Sergio Diniz da Costa: Crônica ‘Os óculos dos poetas’
Num primeiro momento, passou-me pela cabeça que eu estava tendo um surto de paixão pela tela do meu computador. Afinal de contas, parece que a cada dia que passa aproximo-me mais dela.
Antes fosse, pois paixão é coisa passageira. A origem dessa aproximação, no entanto, e infelizmente, é duradoura: os olhos que, a cada ano, enxergam menos!
Uma ida recente ao oftalmologista, para minha tristeza, apontou um acréscimo de grau às minhas lentes já tão cansadas. Por sorte, entretanto, uso os óculos apenas para leitura.
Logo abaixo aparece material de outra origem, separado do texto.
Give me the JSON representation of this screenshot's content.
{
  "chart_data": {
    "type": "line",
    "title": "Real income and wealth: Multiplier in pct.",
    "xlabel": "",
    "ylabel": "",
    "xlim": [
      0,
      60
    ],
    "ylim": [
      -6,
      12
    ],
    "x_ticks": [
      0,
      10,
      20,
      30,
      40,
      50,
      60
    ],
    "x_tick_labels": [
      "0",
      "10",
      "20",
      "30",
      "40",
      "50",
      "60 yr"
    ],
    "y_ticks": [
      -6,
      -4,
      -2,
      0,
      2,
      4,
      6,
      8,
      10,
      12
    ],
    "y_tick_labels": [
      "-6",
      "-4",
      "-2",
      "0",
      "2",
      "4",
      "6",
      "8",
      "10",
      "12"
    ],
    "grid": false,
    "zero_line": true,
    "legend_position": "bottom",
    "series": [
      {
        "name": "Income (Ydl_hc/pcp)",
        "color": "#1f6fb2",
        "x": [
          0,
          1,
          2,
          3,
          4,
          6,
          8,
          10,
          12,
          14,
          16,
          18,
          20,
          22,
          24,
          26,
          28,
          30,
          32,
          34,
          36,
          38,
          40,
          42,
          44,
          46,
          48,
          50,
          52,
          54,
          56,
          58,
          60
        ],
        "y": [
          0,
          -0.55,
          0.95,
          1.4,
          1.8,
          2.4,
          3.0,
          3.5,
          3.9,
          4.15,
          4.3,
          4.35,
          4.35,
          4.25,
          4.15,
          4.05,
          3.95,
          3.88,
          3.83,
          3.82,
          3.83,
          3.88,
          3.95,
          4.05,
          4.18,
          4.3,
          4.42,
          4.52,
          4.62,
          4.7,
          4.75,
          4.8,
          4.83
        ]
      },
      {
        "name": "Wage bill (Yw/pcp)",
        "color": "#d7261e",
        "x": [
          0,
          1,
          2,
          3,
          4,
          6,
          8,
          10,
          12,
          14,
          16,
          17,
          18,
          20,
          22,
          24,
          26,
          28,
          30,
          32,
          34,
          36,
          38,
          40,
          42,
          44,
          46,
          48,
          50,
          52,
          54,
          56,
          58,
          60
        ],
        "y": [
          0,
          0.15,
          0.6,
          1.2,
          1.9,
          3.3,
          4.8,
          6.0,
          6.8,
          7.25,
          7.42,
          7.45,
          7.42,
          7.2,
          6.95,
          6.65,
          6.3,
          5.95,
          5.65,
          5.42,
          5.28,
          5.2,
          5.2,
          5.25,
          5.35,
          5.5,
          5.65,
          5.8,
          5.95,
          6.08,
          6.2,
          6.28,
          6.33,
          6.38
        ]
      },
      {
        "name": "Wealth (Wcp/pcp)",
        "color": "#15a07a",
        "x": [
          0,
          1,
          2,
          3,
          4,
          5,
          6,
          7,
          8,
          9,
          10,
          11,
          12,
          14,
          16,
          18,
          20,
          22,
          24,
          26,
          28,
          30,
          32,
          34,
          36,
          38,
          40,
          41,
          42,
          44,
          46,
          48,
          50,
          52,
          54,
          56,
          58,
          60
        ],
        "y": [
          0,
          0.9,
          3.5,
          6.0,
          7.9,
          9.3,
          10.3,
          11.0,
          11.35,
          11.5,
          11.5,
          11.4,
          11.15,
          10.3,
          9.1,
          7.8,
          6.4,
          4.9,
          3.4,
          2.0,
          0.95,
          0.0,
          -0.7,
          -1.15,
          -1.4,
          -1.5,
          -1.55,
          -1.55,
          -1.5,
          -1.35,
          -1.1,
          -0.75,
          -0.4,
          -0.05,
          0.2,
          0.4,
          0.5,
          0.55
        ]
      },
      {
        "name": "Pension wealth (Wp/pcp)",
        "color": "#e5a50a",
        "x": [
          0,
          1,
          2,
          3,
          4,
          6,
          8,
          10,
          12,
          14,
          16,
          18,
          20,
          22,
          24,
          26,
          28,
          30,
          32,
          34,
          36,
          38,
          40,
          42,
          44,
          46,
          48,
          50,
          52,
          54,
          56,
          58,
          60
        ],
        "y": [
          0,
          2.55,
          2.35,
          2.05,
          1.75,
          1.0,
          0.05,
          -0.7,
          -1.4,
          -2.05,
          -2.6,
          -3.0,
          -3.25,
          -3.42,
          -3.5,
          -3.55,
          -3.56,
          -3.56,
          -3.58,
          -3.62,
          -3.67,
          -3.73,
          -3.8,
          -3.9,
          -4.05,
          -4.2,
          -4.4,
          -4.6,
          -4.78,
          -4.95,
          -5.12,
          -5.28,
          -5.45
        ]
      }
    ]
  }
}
E, depois dessa constatação oficial, fico a meditar sobre a inexorabilidade do tempo em relação a tudo e, em particular, ao corpo físico.
Ainda me lembro da primeira vez em que fiz um exame de vista ─ ainda na minha juventude ─, provavelmente para efeito de obter a Carteira de Motorista. E o resultado do especialista: eu enxergava tão bem que até poderia ser um astronauta!
Com o tempo, contudo, não me tornei um astronauta, porém, meus olhos, eles sim, gradativamente, têm ido para o espaço.
Todavia, não podemos nos deixar abater com esse tipo de coisa, natural, aliás. Devemos, ao contrário, nos apegar a um sapientíssimo provérbio português: ‘Vai-se o anel, ficam os dedos’.
E, ficando os dedos, e já com os óculos com lentes mais possantes, estou cá, mais uma vez, e a uma distância recomendada da tela do computador, digitando uma nova crônica: ‘Os óculos dos poetas’!
Os poetas têm óculos! A propósito, nascem com eles! E suas lentes são inquebrantáveis, pois que diáfanas. Porém, não podem ser medidas em graus, entendidos estes como ‘cada uma das principais divisões da escala de certos instrumentos de medida’.
As lentes dos óculos dos poetas não podem ser medidas, mas apenas sentidas. E não há uma Tabela de Graus de Sensibilidade para aferir a quantidade e a qualidade de sentimentos que circulam pela alma dos poetas.
Os poetas enxergam e, mais do que enxergar, sentem o mundo que os envolvem por meio de óculos sutis, óculos esses que o Tempo, o implacável Tempo em relação ao corpo físico, faz-se deles um espectador atento e maravilhado.
Os poetas, por meio de lentes especiais, veem e sentem a transcendência das formas; das formas impermanentes, caleidoscópicas. E, nesse sentir último das coisas e dos próprios seres são, eles mesmos, da mesma essência; da essência da qual são feitas as estrelas… e os sonhos!
De onde vem essa força Que a tudo transforma E semeia? Essa luz que transpassa os olhos, Expande, transborda E derrama pelo chão!?
De onde verte essa emoção Feita água em cachoeira, Borbulhante e ligeira, Molhando as palmas das mãos? Essa ânsia de agir feito criança, Correr descalça na chuva E dormir por entre as nuvens?
De onde brota tantas palavras Carregadas de saudade, Se encadeando em frases, Se transformando em poesia… Esse avesso da alma, Que se entrega à fantasia?
De onde nasce essa coragem, Que já foi medo um dia, Mas hoje quer ser o mundo… Segundos de abstração, Que faz da gente um corcel?
De onde surge esse céu Que abre caminhos por dentro, Emerge como nascente, Trazendo à tona lembranças Esquecidas para sempre… Mas somente enquanto O ‘sempre’ Não nos devore loucamente!